Every year around 20 children will die in Britain from measles.
So what about the risks that your children will run from being immunised?
They are almost non-existent. Listen to this. In a district of around 300,000 people, there will be only one child every 250 years who will develop serious side effects from measles immunisation! That is about a million to one chance. I should think there would be more chance of your child choking to death on a chocolate bar than of becoming seriously ill from a measles immunisation.
So what on earth are you worrying about? It really is almost a crime to allow your child to go unimmunised.
The ideal time to have it done is at 13 months, but it is never too late. All school-children who have not yet had a measles immunisation should beg their parents to arrange for them to have one as soon as possible.

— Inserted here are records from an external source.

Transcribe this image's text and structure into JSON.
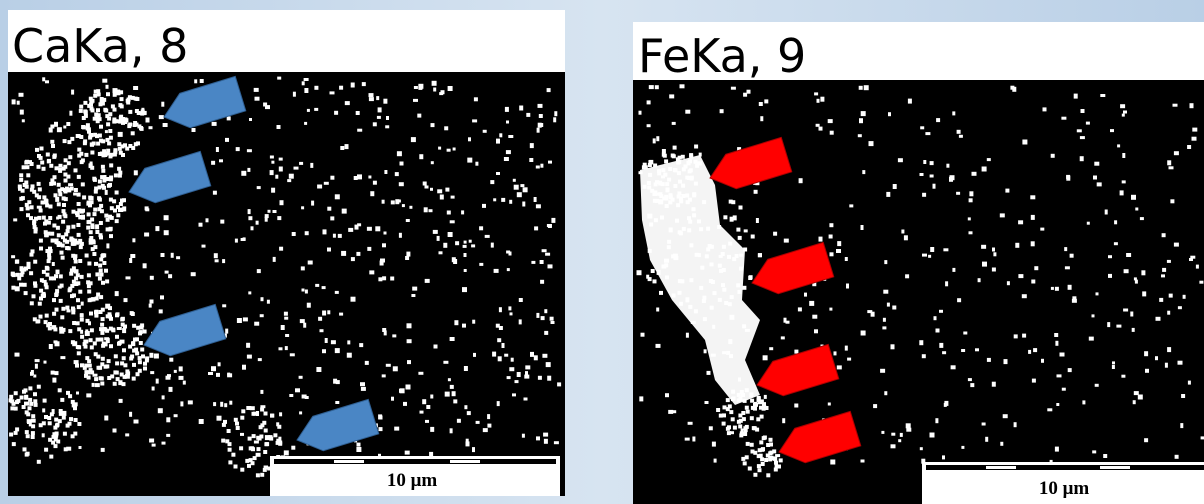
{
  "panels": [
    {
      "title": "CaKa, 8",
      "scale_label": "10 μm"
    },
    {
      "title": "FeKa, 9",
      "scale_label": "10 μm"
    }
  ]
}
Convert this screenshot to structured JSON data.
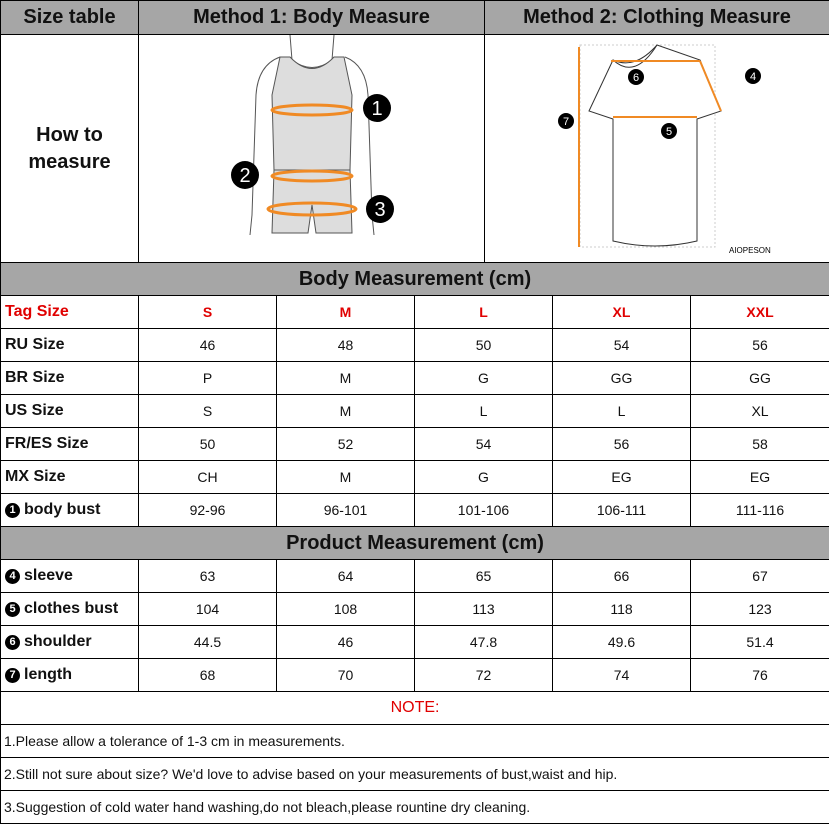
{
  "header": {
    "size_table": "Size table",
    "method1": "Method 1: Body  Measure",
    "method2": "Method 2: Clothing Measure"
  },
  "how_to": {
    "line1": "How to",
    "line2": "measure"
  },
  "body_figure": {
    "markers": [
      "1",
      "2",
      "3"
    ]
  },
  "shirt_figure": {
    "markers": [
      "6",
      "4",
      "7",
      "5"
    ],
    "brand": "AIOPESON"
  },
  "colors": {
    "header_bg": "#a6a6a6",
    "tag_red": "#e00000",
    "measure_line": "#f08a24"
  },
  "body_section": "Body Measurement (cm)",
  "tag_row": {
    "label": "Tag Size",
    "values": [
      "S",
      "M",
      "L",
      "XL",
      "XXL"
    ]
  },
  "body_rows": [
    {
      "label": "RU Size",
      "values": [
        "46",
        "48",
        "50",
        "54",
        "56"
      ]
    },
    {
      "label": "BR Size",
      "values": [
        "P",
        "M",
        "G",
        "GG",
        "GG"
      ]
    },
    {
      "label": "US Size",
      "values": [
        "S",
        "M",
        "L",
        "L",
        "XL"
      ]
    },
    {
      "label": "FR/ES Size",
      "values": [
        "50",
        "52",
        "54",
        "56",
        "58"
      ]
    },
    {
      "label": "MX Size",
      "values": [
        "CH",
        "M",
        "G",
        "EG",
        "EG"
      ]
    },
    {
      "num": "1",
      "label": "body bust",
      "values": [
        "92-96",
        "96-101",
        "101-106",
        "106-111",
        "111-116"
      ]
    }
  ],
  "product_section": "Product Measurement (cm)",
  "product_rows": [
    {
      "num": "4",
      "label": "sleeve",
      "values": [
        "63",
        "64",
        "65",
        "66",
        "67"
      ]
    },
    {
      "num": "5",
      "label": "clothes bust",
      "values": [
        "104",
        "108",
        "113",
        "118",
        "123"
      ]
    },
    {
      "num": "6",
      "label": "shoulder",
      "values": [
        "44.5",
        "46",
        "47.8",
        "49.6",
        "51.4"
      ]
    },
    {
      "num": "7",
      "label": "length",
      "values": [
        "68",
        "70",
        "72",
        "74",
        "76"
      ]
    }
  ],
  "note_title": "NOTE:",
  "notes": [
    "1.Please allow a tolerance of 1-3 cm in measurements.",
    "2.Still not sure about size? We'd love to advise based on your measurements of bust,waist and hip.",
    "3.Suggestion of cold water hand washing,do not bleach,please rountine dry cleaning."
  ]
}
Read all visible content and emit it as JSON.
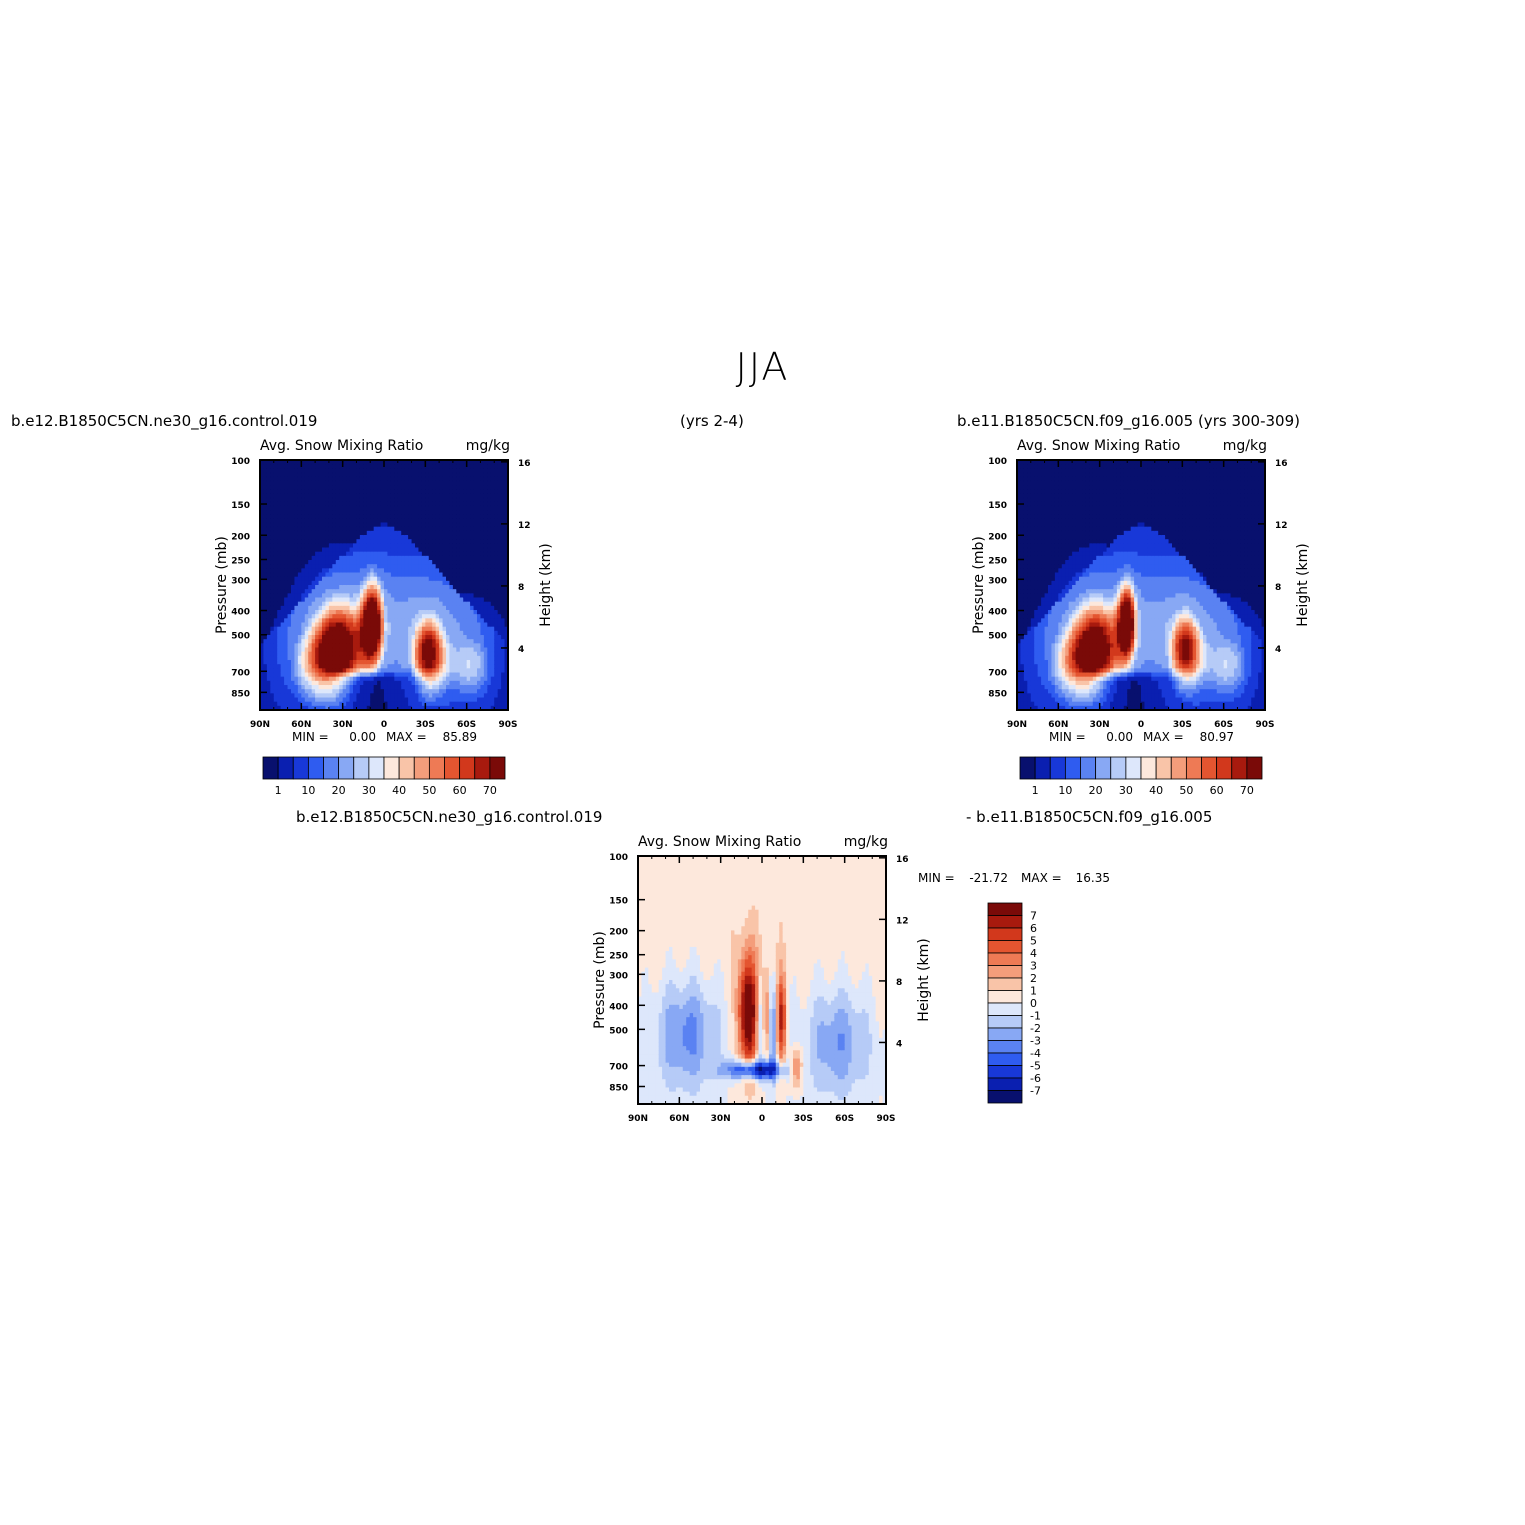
{
  "page": {
    "title": "JJA",
    "case_a": "b.e12.B1850C5CN.ne30_g16.control.019",
    "years_a": "(yrs 2-4)",
    "case_b": "b.e11.B1850C5CN.f09_g16.005 (yrs 300-309)",
    "diff_left": "b.e12.B1850C5CN.ne30_g16.control.019",
    "diff_right": "- b.e11.B1850C5CN.f09_g16.005"
  },
  "colors": {
    "abs_palette": [
      "#08106e",
      "#0a1fb0",
      "#1838d8",
      "#2f5cf0",
      "#5a82f2",
      "#88a8f4",
      "#b6cbf7",
      "#dde7fb",
      "#fde8dc",
      "#f9c4a8",
      "#f49d7b",
      "#ee7a55",
      "#e45530",
      "#d2381c",
      "#a81a0e",
      "#7a0a08"
    ],
    "diff_palette": [
      "#08106e",
      "#0a1fb0",
      "#1838d8",
      "#2f5cf0",
      "#5a82f2",
      "#88a8f4",
      "#b6cbf7",
      "#dde7fb",
      "#fde8dc",
      "#f9c4a8",
      "#f49d7b",
      "#ee7a55",
      "#e45530",
      "#d2381c",
      "#a81a0e",
      "#7a0a08"
    ]
  },
  "chart_data": [
    {
      "type": "heatmap",
      "title": "Avg. Snow Mixing Ratio",
      "units": "mg/kg",
      "ylabel": "Pressure (mb)",
      "ylabel_right": "Height (km)",
      "x_ticks": [
        "90N",
        "60N",
        "30N",
        "0",
        "30S",
        "60S",
        "90S"
      ],
      "y_ticks": [
        100,
        150,
        200,
        250,
        300,
        400,
        500,
        700,
        850
      ],
      "y_range": [
        100,
        1000
      ],
      "y_scale": "log",
      "height_ticks": [
        16,
        12,
        8,
        4
      ],
      "stats": {
        "min_label": "MIN =",
        "min": "0.00",
        "max_label": "MAX =",
        "max": "85.89"
      },
      "colorbar": {
        "orientation": "horizontal",
        "labels": [
          "1",
          "10",
          "20",
          "30",
          "40",
          "50",
          "60",
          "70"
        ]
      },
      "blobs": [
        {
          "lat": 32,
          "p": 560,
          "amp": 82,
          "w": 14,
          "h": 0.16
        },
        {
          "lat": 8,
          "p": 450,
          "amp": 86,
          "w": 6,
          "h": 0.14
        },
        {
          "lat": -32,
          "p": 590,
          "amp": 78,
          "w": 9,
          "h": 0.13
        },
        {
          "lat": 50,
          "p": 650,
          "amp": 30,
          "w": 14,
          "h": 0.12
        },
        {
          "lat": -62,
          "p": 650,
          "amp": 30,
          "w": 12,
          "h": 0.12
        }
      ]
    },
    {
      "type": "heatmap",
      "title": "Avg. Snow Mixing Ratio",
      "units": "mg/kg",
      "ylabel": "Pressure (mb)",
      "ylabel_right": "Height (km)",
      "x_ticks": [
        "90N",
        "60N",
        "30N",
        "0",
        "30S",
        "60S",
        "90S"
      ],
      "y_ticks": [
        100,
        150,
        200,
        250,
        300,
        400,
        500,
        700,
        850
      ],
      "y_range": [
        100,
        1000
      ],
      "y_scale": "log",
      "height_ticks": [
        16,
        12,
        8,
        4
      ],
      "stats": {
        "min_label": "MIN =",
        "min": "0.00",
        "max_label": "MAX =",
        "max": "80.97"
      },
      "colorbar": {
        "orientation": "horizontal",
        "labels": [
          "1",
          "10",
          "20",
          "30",
          "40",
          "50",
          "60",
          "70"
        ]
      },
      "blobs": [
        {
          "lat": 32,
          "p": 560,
          "amp": 78,
          "w": 14,
          "h": 0.16
        },
        {
          "lat": 10,
          "p": 440,
          "amp": 80,
          "w": 5,
          "h": 0.13
        },
        {
          "lat": -32,
          "p": 570,
          "amp": 74,
          "w": 9,
          "h": 0.13
        },
        {
          "lat": 50,
          "p": 650,
          "amp": 30,
          "w": 14,
          "h": 0.12
        },
        {
          "lat": -62,
          "p": 650,
          "amp": 30,
          "w": 12,
          "h": 0.12
        }
      ]
    },
    {
      "type": "heatmap",
      "title": "Avg. Snow Mixing Ratio",
      "units": "mg/kg",
      "ylabel": "Pressure (mb)",
      "ylabel_right": "Height (km)",
      "x_ticks": [
        "90N",
        "60N",
        "30N",
        "0",
        "30S",
        "60S",
        "90S"
      ],
      "y_ticks": [
        100,
        150,
        200,
        250,
        300,
        400,
        500,
        700,
        850
      ],
      "y_range": [
        100,
        1000
      ],
      "y_scale": "log",
      "height_ticks": [
        16,
        12,
        8,
        4
      ],
      "stats": {
        "min_label": "MIN =",
        "min": "-21.72",
        "max_label": "MAX =",
        "max": "16.35"
      },
      "colorbar": {
        "orientation": "vertical",
        "labels": [
          "7",
          "6",
          "5",
          "4",
          "3",
          "2",
          "1",
          "0",
          "-1",
          "-2",
          "-3",
          "-4",
          "-5",
          "-6",
          "-7"
        ]
      }
    }
  ]
}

Incidentally, I dedicated two of my books to Olivia, the first was ‘James and the Giant Peach’. That was when she was still alive. The second was ‘The BFG’, dedicated to her memory after she had died from measles. You will see her name at the beginning of each of these books. And I know how happy she would be if only she could know that her death had helped to save a good deal of illness and death among other children.”